Guillermo Juan Morado
Odisea
El viejo teórico de la guerra Carl von Clausewitz afirmó en su clásiico libro Sobre la guerra que la guerra es la continuación de la política por otros medios. Se que es una frase ya gastada por el uso y repetida en todo tipo de circunstancias, pero el problema que tiene es que es verad. Acabamos de comprobarlo con la invasión de Ceuta por miles de jóvenes marroquíes , muy probablemente dirigidos allí con la connivencia de su rey, con la intención de mandar una señal de fuerza al gobierno español, sea con la intención de que deje de acercarse al gobierno argelino, sea para demostrar que aún tiene capacidad de desestabilizar a voluntad al gobierno español. En vez de intentar hacerlo por medios diplomáticos convencionales, dado que carece de capacidad para hacerlo, hace uso, como defendía el gran prusiano, de la guerra para conseguirlo. Eso sí el astuto y experimentado rey marroquí no usa de la guerra convencional con aviones, tanques y cañones, sino de las formas modernas de hacer la guerra, que tan bien supo ver otro gran estudioso de la guerra, el historiador israelí Martin van Creveld, en un libro que lleva el título de este artículo. El combate moderno es indirecto y a distancia, usa de las redes sociales para difundir bulos e influir en elecciones, lleva a cabo ataques informáticos que alteran el funcionamiento de servicios básicos en los países atacados. También apoya a grupos terroristas en atentados estratégicos contra sus rivales , eso si nunca reivindicados , o hace uso como se puede ver de los immigrantes como arma de desestabilización política.

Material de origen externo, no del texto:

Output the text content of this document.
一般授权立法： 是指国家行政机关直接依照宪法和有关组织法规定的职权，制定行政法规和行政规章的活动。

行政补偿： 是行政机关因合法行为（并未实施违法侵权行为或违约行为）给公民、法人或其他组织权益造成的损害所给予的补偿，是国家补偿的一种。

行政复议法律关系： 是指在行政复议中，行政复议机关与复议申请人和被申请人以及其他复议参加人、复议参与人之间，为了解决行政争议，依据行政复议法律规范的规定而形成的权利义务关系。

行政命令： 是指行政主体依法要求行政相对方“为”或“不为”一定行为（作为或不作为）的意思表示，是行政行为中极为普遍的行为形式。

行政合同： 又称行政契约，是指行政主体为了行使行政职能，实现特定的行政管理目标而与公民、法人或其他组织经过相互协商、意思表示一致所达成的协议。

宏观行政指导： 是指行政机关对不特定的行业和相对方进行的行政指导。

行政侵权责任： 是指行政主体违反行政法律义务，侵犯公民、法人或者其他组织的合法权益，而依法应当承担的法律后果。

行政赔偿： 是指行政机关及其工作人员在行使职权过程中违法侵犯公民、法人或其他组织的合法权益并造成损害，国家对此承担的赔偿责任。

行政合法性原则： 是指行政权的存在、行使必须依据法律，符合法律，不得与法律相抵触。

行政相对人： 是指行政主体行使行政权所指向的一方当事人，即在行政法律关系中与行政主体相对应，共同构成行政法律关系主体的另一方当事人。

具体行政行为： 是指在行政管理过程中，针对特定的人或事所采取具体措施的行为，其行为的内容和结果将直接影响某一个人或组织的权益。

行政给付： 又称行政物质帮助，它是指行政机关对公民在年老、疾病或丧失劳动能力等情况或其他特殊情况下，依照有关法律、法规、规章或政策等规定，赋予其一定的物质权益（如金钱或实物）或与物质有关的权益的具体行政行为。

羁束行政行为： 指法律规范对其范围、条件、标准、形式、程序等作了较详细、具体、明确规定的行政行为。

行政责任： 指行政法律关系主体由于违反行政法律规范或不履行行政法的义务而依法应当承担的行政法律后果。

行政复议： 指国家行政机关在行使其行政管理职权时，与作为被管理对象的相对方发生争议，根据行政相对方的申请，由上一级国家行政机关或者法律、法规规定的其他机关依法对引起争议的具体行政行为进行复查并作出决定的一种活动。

Esta última forma de guerra ha sido usada en varios “conflictos” recientes. El gobierno bielorruso, probablemente en connivencia con el ruso, por poner un ejemplo, acumuló grandes cantidades de inmigrantes de varios países en la frontera polaca, para intentar desestabilizar a su gobierno, marcadamente antirruso. Pero es Marruecos quien parece haber usado con más acierto este tipo de arma híbrida, al organiza, o tolerar cuando menos, asaltos de inmigrantes desarmados a las ciudades españolas de Ceuta y Melilla. No son invasiones armadas, por lo que la respuesta del gobierno español no puede ser desproporcionada, usando armamento letal, igual que aconteció en la marcha verde de 1975, por cuestiones de política interna, pues le costaría la pérdida de apoyos clave en su gobierno opuestos a ese tipo de medidas, y en el ámbito externo tampoco podría contar con el apoyo de todos sus socios europeos. Esta estrategia está pensada para desestabilizar sin entrar en guerra convencional, algo que para cualquier régimen político tiene mucho peligro, pues perfectamente podría perderla, con las consecuencias que esto conllevaría para su clase gobernante.

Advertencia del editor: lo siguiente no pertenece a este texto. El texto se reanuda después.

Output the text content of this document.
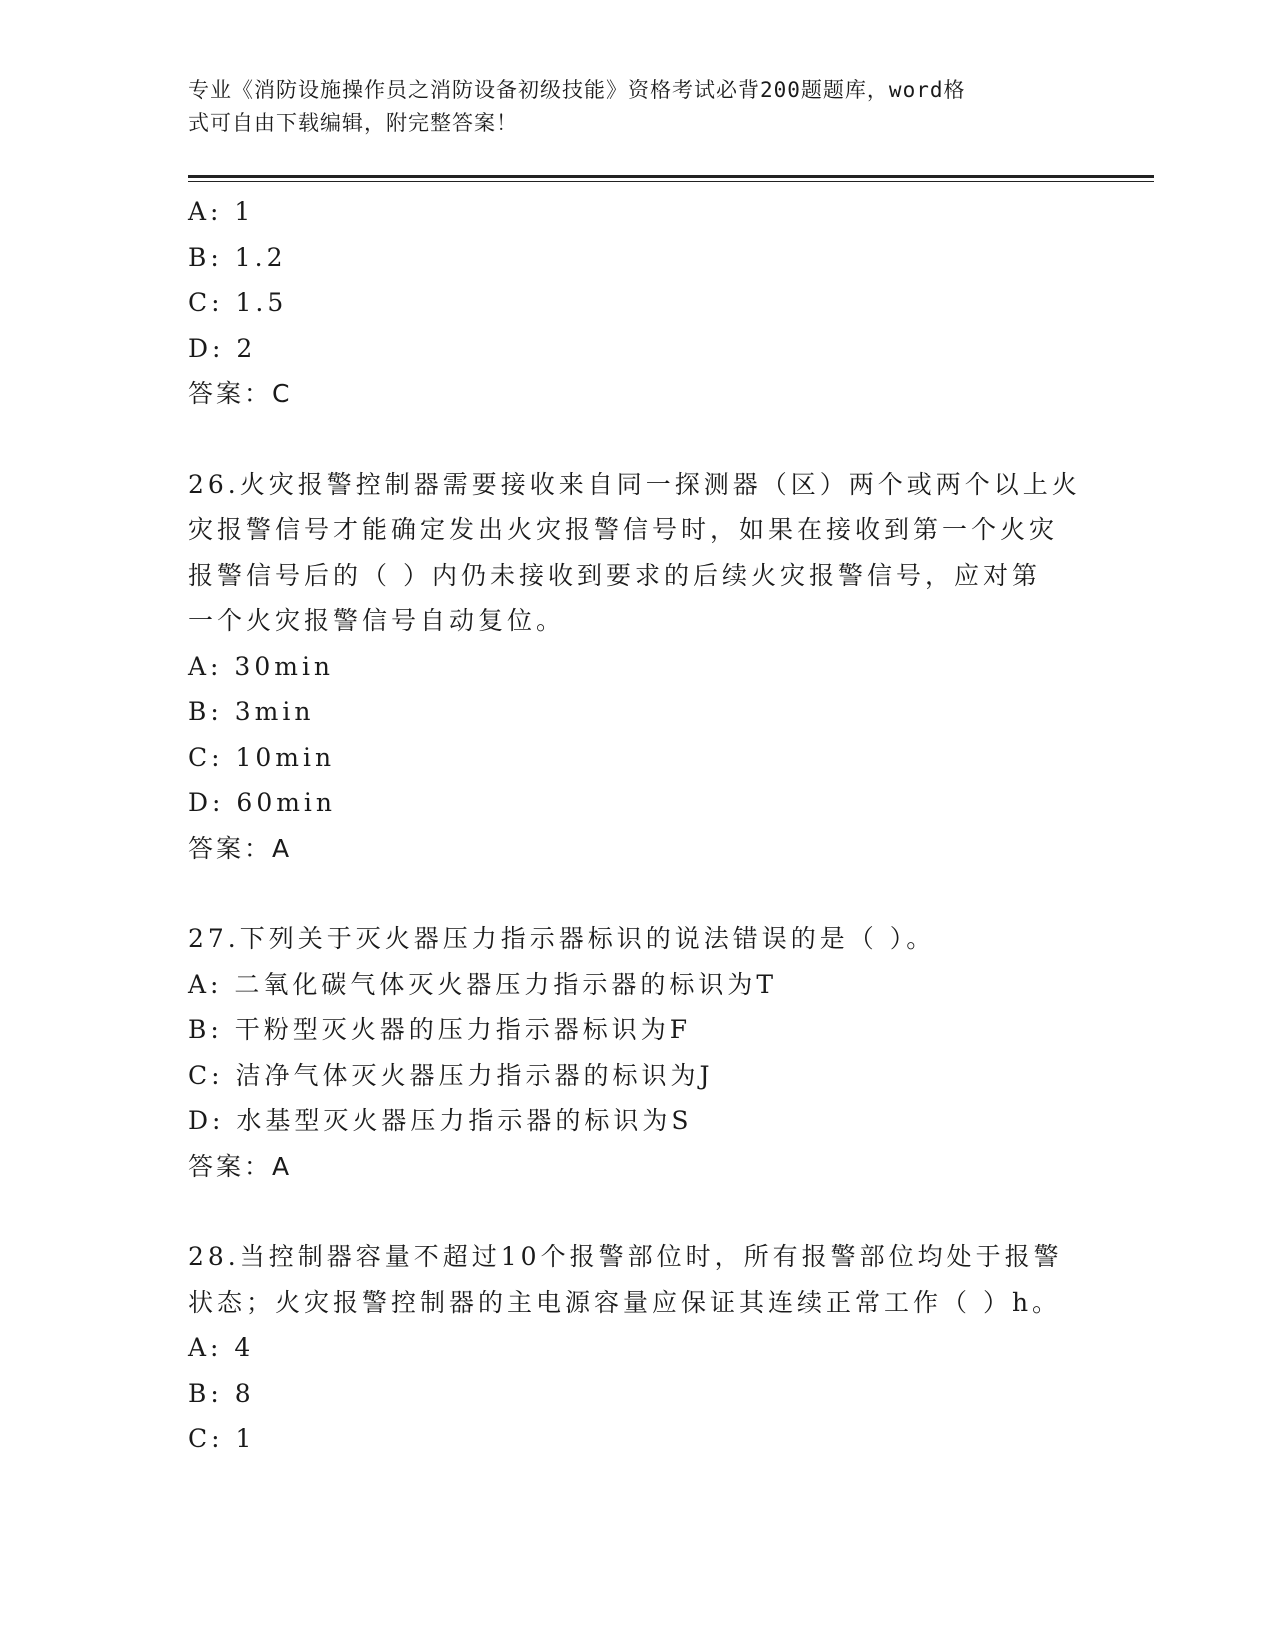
专业《消防设施操作员之消防设备初级技能》资格考试必背200题题库，word格
式可自由下载编辑，附完整答案！
A: 1
B: 1.2
C: 1.5
D: 2
答案：C
26.火灾报警控制器需要接收来自同一探测器（区）两个或两个以上火
灾报警信号才能确定发出火灾报警信号时，如果在接收到第一个火灾
报警信号后的（ ）内仍未接收到要求的后续火灾报警信号，应对第
一个火灾报警信号自动复位。
A: 30min
B: 3min
C: 10min
D: 60min
答案：A
27.下列关于灭火器压力指示器标识的说法错误的是（ ）。
A: 二氧化碳气体灭火器压力指示器的标识为T
B: 干粉型灭火器的压力指示器标识为F
C: 洁净气体灭火器压力指示器的标识为J
D: 水基型灭火器压力指示器的标识为S
答案：A
28.当控制器容量不超过10个报警部位时，所有报警部位均处于报警
状态；火灾报警控制器的主电源容量应保证其连续正常工作（ ）h。
A: 4
B: 8
C: 1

En cualquier caso una respuesta no adecuada a la naturaleza de la agresión tendría consecuencias no deseadas para quien las plantease. El profesor Van Creveld dice que los estados deberían crear formas de respuesta adecuadas a este tipo de desafíos, diseñando a su vez mecanismos de guerra híbrida para combatirlos. En el caso de que se probase que el gobierno del país vecino ha estado implicado se podría usar mecanismos de propaganda a través de las redes sociales para desestabilizar internamente al al gobierno marroquí, aliarse con sus rivales en la zona, como Argelia o los saharauris, o adiestrar a la población en formas de resistencia civil, como parece que han hecho al recluirse en sus casas y cerrar las tiendas, dejando sin víveres a los invasores. El problema, que también señala el profesor, es que los estados modernos parecen no ser capaces de adecuarse a estas nuevas realidades, o lo hacen muy lentamente. Les va en ello su supervivencia a medio y largo plazo.